Inhalt: Michael Hamilton (Clarke Gable) kommt zum ersten Mal nach dem Krieg wieder nach Neapel, um die Erbschaftsangelegenheiten seines bei einem Unfall verstorbenen Bruders zu regeln. Der Anwalt will so schnell wie möglich wieder nach Philadelphia zurück, da er Land und Leuten in Italien sehr skeptisch gegenüber steht. Doch sein italienischer Anwaltskollege Mario Vitali (Vittorio De Sica) überrascht ihn damit, das sein Bruder gemeinsam mit einer Frau verunglückte und sie ihren 8jährigen Sohn Nando hinterließen, Hamiltons Neffen. Dieser lebt bei seiner Tante Lucia (Sophia Loren) auf Capri, weshalb sich Hamilton dazu entschließt, mit der Fähre hinüber zu fahren, um den Jungen einmal kennenzulernen. Die schöne Lucia selbst hatte ihm Vitali schon in Neapel bei einer Prozession durch die Altstadt vorgestellt, bei der sie als Königin mitwirkte.

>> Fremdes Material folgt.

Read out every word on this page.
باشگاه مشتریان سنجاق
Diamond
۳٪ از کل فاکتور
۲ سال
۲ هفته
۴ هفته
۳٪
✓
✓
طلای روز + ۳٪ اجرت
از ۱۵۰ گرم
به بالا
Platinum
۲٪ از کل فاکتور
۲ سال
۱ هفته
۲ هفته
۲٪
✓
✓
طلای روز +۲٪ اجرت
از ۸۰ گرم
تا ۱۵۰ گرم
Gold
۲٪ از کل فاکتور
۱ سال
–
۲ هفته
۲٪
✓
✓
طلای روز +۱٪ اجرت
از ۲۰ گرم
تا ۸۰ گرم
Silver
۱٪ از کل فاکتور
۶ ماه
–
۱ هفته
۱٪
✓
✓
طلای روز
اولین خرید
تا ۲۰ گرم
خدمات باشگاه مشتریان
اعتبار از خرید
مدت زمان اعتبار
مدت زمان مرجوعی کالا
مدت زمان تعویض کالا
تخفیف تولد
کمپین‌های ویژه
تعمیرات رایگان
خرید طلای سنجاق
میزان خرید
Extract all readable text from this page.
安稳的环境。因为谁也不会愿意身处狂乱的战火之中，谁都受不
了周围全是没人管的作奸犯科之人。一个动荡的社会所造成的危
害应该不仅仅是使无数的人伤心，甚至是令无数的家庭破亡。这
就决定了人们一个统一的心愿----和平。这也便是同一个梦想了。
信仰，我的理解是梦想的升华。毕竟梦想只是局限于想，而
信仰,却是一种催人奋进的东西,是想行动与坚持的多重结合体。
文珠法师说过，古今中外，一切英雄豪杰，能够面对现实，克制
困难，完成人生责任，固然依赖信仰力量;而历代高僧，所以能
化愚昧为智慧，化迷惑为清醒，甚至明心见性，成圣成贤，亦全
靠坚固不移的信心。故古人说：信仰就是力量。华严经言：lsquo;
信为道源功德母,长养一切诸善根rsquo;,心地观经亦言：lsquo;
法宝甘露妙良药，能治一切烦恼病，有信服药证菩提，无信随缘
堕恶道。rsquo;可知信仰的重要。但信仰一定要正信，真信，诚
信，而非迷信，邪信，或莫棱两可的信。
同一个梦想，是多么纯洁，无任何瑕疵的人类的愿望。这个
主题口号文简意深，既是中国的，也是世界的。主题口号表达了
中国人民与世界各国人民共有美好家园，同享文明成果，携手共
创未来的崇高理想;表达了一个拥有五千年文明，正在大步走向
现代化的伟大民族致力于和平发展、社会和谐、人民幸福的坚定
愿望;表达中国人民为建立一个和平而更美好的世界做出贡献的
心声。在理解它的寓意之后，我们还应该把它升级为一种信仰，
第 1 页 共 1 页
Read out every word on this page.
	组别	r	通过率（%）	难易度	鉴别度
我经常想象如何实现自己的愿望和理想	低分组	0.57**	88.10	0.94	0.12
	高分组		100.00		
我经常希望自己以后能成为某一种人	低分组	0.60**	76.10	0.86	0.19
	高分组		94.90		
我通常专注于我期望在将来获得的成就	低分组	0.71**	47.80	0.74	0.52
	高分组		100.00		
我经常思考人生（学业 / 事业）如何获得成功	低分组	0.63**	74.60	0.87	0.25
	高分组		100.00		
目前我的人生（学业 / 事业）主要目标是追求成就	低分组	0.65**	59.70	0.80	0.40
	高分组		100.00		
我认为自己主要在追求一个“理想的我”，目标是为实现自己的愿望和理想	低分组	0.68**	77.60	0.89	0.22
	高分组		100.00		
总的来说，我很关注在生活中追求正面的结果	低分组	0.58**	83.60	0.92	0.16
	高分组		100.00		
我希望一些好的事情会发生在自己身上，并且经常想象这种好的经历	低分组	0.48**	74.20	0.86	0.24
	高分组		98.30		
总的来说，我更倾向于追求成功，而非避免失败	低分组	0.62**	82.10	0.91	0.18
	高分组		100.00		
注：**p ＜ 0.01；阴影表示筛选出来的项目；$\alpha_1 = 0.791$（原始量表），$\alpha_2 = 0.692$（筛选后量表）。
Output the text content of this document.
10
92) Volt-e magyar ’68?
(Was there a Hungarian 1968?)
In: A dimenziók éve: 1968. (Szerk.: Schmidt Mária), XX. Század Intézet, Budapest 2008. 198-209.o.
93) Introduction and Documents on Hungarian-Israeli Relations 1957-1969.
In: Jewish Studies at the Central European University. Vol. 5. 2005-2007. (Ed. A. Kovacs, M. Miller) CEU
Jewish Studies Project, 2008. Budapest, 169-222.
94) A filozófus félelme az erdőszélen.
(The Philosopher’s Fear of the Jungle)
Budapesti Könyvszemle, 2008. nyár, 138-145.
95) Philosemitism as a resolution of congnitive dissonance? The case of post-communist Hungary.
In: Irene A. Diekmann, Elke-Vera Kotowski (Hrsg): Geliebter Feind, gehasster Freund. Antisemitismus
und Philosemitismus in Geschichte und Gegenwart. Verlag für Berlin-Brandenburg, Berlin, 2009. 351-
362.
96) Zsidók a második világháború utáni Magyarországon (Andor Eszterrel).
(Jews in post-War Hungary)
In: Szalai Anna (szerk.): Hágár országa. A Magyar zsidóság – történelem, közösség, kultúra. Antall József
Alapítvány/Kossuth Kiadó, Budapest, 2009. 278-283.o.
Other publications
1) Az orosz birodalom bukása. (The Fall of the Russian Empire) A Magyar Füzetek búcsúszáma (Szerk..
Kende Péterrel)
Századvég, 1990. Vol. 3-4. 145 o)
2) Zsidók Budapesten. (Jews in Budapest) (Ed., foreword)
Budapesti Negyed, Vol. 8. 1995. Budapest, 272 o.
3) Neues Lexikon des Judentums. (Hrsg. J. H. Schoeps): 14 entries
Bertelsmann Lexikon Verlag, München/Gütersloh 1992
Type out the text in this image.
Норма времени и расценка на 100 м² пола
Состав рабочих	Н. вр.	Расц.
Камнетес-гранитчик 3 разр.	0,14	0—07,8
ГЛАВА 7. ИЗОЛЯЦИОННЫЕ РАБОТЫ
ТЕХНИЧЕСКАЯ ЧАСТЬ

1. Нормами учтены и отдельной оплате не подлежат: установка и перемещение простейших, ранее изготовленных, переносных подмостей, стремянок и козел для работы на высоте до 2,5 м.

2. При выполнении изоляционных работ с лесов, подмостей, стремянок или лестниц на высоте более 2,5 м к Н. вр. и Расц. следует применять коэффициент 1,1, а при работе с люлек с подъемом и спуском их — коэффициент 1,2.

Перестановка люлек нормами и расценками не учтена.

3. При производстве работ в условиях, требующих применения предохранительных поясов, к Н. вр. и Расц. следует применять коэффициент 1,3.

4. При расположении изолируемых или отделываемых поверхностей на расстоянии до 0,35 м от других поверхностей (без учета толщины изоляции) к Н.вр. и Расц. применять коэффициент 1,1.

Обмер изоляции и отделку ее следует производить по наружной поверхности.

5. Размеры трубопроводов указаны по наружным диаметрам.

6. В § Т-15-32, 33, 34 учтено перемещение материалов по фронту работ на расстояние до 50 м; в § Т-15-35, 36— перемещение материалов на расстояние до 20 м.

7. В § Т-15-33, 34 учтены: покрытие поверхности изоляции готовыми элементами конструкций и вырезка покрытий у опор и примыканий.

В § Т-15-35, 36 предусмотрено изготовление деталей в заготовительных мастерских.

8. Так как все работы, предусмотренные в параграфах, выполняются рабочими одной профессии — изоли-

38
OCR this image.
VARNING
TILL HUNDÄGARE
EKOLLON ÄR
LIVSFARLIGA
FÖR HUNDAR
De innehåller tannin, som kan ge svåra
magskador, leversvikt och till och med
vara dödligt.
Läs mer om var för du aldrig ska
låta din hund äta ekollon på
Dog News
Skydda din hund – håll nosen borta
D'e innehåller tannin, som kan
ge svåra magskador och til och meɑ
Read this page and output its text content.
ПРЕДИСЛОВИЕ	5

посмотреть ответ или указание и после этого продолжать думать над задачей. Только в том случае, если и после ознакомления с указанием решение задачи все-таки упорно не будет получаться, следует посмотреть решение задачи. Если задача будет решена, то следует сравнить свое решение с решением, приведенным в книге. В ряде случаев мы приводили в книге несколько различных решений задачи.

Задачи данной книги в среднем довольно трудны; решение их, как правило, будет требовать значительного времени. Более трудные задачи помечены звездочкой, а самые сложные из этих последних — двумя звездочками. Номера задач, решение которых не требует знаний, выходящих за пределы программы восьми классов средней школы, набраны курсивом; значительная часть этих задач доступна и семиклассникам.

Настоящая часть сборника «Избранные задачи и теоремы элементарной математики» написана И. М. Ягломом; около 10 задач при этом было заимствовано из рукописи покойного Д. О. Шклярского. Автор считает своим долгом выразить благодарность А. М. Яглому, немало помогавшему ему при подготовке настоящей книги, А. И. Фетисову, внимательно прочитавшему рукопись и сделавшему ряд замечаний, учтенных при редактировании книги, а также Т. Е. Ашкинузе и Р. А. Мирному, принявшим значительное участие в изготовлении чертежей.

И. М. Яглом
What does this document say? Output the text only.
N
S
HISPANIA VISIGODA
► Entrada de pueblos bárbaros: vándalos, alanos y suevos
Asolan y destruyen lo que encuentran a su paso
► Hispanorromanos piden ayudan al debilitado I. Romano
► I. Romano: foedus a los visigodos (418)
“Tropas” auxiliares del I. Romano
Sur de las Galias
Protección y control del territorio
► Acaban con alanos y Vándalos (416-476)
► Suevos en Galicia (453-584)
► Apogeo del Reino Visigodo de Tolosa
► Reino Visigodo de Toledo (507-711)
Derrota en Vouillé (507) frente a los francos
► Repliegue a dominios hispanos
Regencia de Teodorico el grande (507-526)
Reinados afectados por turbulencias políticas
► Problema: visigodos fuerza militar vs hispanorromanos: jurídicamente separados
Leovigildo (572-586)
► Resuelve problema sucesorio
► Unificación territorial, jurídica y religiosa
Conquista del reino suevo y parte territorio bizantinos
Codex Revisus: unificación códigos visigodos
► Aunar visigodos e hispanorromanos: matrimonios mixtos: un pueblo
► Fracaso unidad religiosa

Ihr Zuhause auf Capri wirkt zwar weniger königlich, aber offensichtlich ist Nando, den Hamilton vorher schon zufällig am Hafen trifft, sehr glücklich bei seiner Tante. Mit dem Eindruck, die Dinge erledigt zu haben, verabschiedet sich der Anwalt, um die letzte Fähre nach Neapel zu nehmen. Doch diese existiert nicht, weshalb er sich für eine Nacht ein Hotelzimmer nehmen muss. Als er am späten Abend durch die Gassen streift und einen Café trinken will, begegnet ihm wieder Nando, der raucht und Werbezettel für die Auftritte seiner Tante verteilt, auf denen diese leicht bekleidet abgebildet ist. Als er ihn nach seiner Schule fragt, antwortet er nur, diese würde zu früh für ihn beginnen. Misstraurig geworden, begibt er sich zu dem Etablissement und erlebt Lucia bei ihrem Auftritt. Er beschließt, dass sich doch etwas ändern muss...
Von den
us-amerikanischen Filmen, in denen Sophia Loren die Hauptrolle spielte, ist
"It started in Naples" (Es begann in Neapel) der italienischste.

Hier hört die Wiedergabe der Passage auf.